The next version of Whiley is upon us, and this one includes a bumper package of changes.  In particular, I am very excited by the introduction of reference lifetimes into Whiley.

ChangeList

  • Reference Lifetimes (#642).  This represents a fairly significant step forward in the evolution of the Whiley language.  Reference lifetimes have been implemented by Sebastian Schweizer, and are heavily influenced by lifetimes in Rust.  Lifetimes in Whiley are similar to those in Rust, but are not currently coupled with any form of “ownership” or “borrowing”.  These things may be added late in some form, but not yet.  Lifetimes are important because they provide a pragmatic solution to the problem for deallocation of heap-allocated memory without the need for a garbage collector.

  • Bug fixes (e.g. #602,#604,#613,#625,#631,#632,#634,#636,#639). There were also quite a few small bug fixes made to the code base by various contributors.

Contributors

Thanks (in no particular order) to the various people who have contributed to this release!

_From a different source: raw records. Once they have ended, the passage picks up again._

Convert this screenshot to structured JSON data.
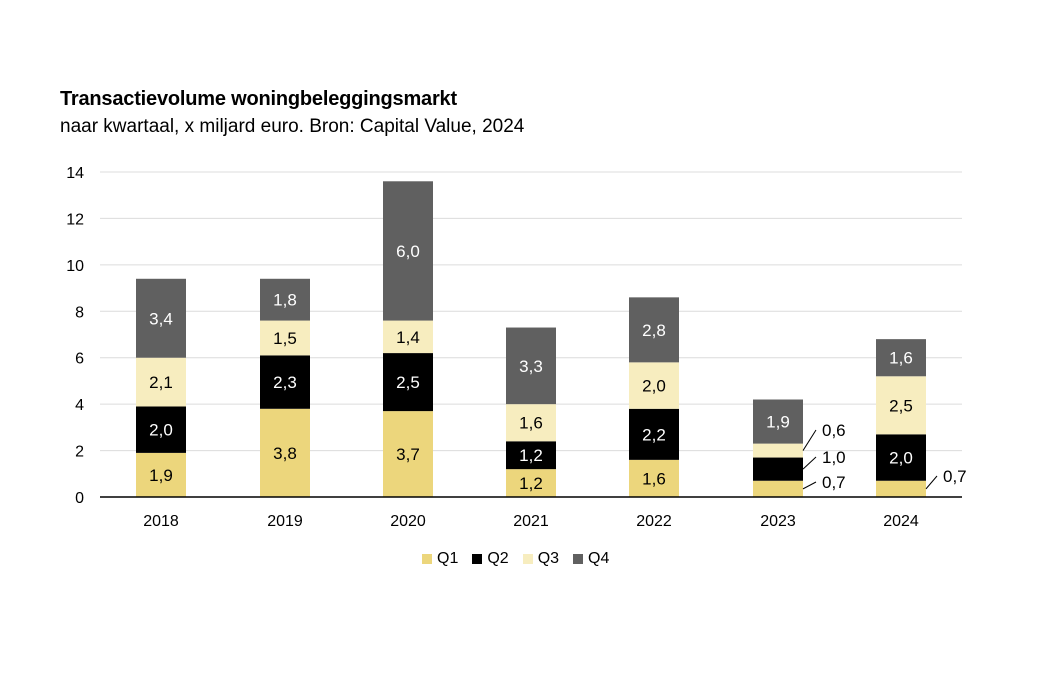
{
  "chart_data": {
    "type": "bar",
    "stacked": true,
    "title": "Transactievolume woningbeleggingsmarkt",
    "subtitle": "naar kwartaal, x miljard euro. Bron: Capital Value, 2024",
    "categories": [
      "2018",
      "2019",
      "2020",
      "2021",
      "2022",
      "2023",
      "2024"
    ],
    "ylim": [
      0,
      14
    ],
    "yticks": [
      "0",
      "2",
      "4",
      "6",
      "8",
      "10",
      "12",
      "14"
    ],
    "grid": true,
    "legend_position": "bottom",
    "series": [
      {
        "name": "Q1",
        "color": "#ecd67c",
        "label_color": "#000000",
        "values": [
          1.9,
          3.8,
          3.7,
          1.2,
          1.6,
          0.7,
          0.7
        ],
        "labels": [
          "1,9",
          "3,8",
          "3,7",
          "1,2",
          "1,6",
          "0,7",
          "0,7"
        ]
      },
      {
        "name": "Q2",
        "color": "#000000",
        "label_color": "#ffffff",
        "values": [
          2.0,
          2.3,
          2.5,
          1.2,
          2.2,
          1.0,
          2.0
        ],
        "labels": [
          "2,0",
          "2,3",
          "2,5",
          "1,2",
          "2,2",
          "1,0",
          "2,0"
        ]
      },
      {
        "name": "Q3",
        "color": "#f7edbf",
        "label_color": "#000000",
        "values": [
          2.1,
          1.5,
          1.4,
          1.6,
          2.0,
          0.6,
          2.5
        ],
        "labels": [
          "2,1",
          "1,5",
          "1,4",
          "1,6",
          "2,0",
          "0,6",
          "2,5"
        ]
      },
      {
        "name": "Q4",
        "color": "#606060",
        "label_color": "#ffffff",
        "values": [
          3.4,
          1.8,
          6.0,
          3.3,
          2.8,
          1.9,
          1.6
        ],
        "labels": [
          "3,4",
          "1,8",
          "6,0",
          "3,3",
          "2,8",
          "1,9",
          "1,6"
        ]
      }
    ]
  }
}
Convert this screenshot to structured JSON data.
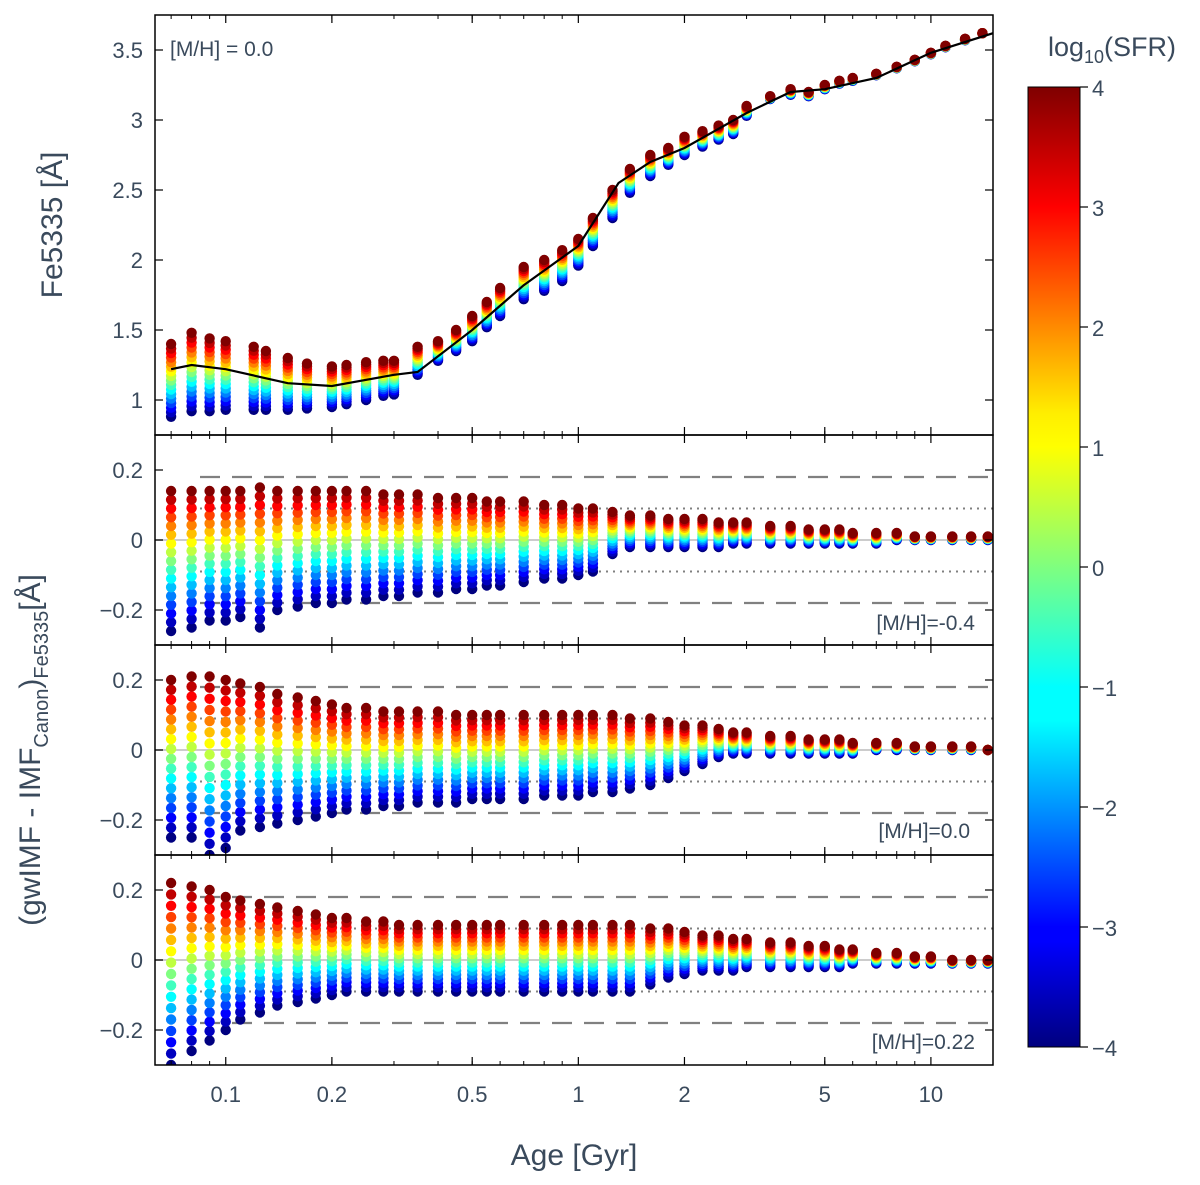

Richard Dougherty (@richdougherty) Sebastian Schweizer (@SebastianS90)

In Progress

This will be the last release in the 0.3.X release series, which has been ongoing since November 2010.  The intention is that future major releases will occur in a shorter time frame!

The main change scheduled for the next release will be a complete redesign of the WyIL bytecode language (see #620).  I’ve already been working on this for some time, and things are coming together.  The key changes are that WyIL will no longer be an unstructured intermediate language, and will no longer be flow typed.  Instead, it will be something closer to an Abstract Syntax Tree, but with explicit coercions to handle flow typing at the source-level.  The reason for this is to simplify the Verification Condition Generator, which has been extremely troublesome to maintain due to the need to work with unstructured and flow typed control flow.  Furthermore, implementing code generators on the back-end is made significantly harder by the presence of flow typing.

In pitching WyIL at a higher level, the intention is later to introduce a “low-level” intermediate language, WyLL.  This will be unstructured and closer to something which can more easily be turned into machine language, etc.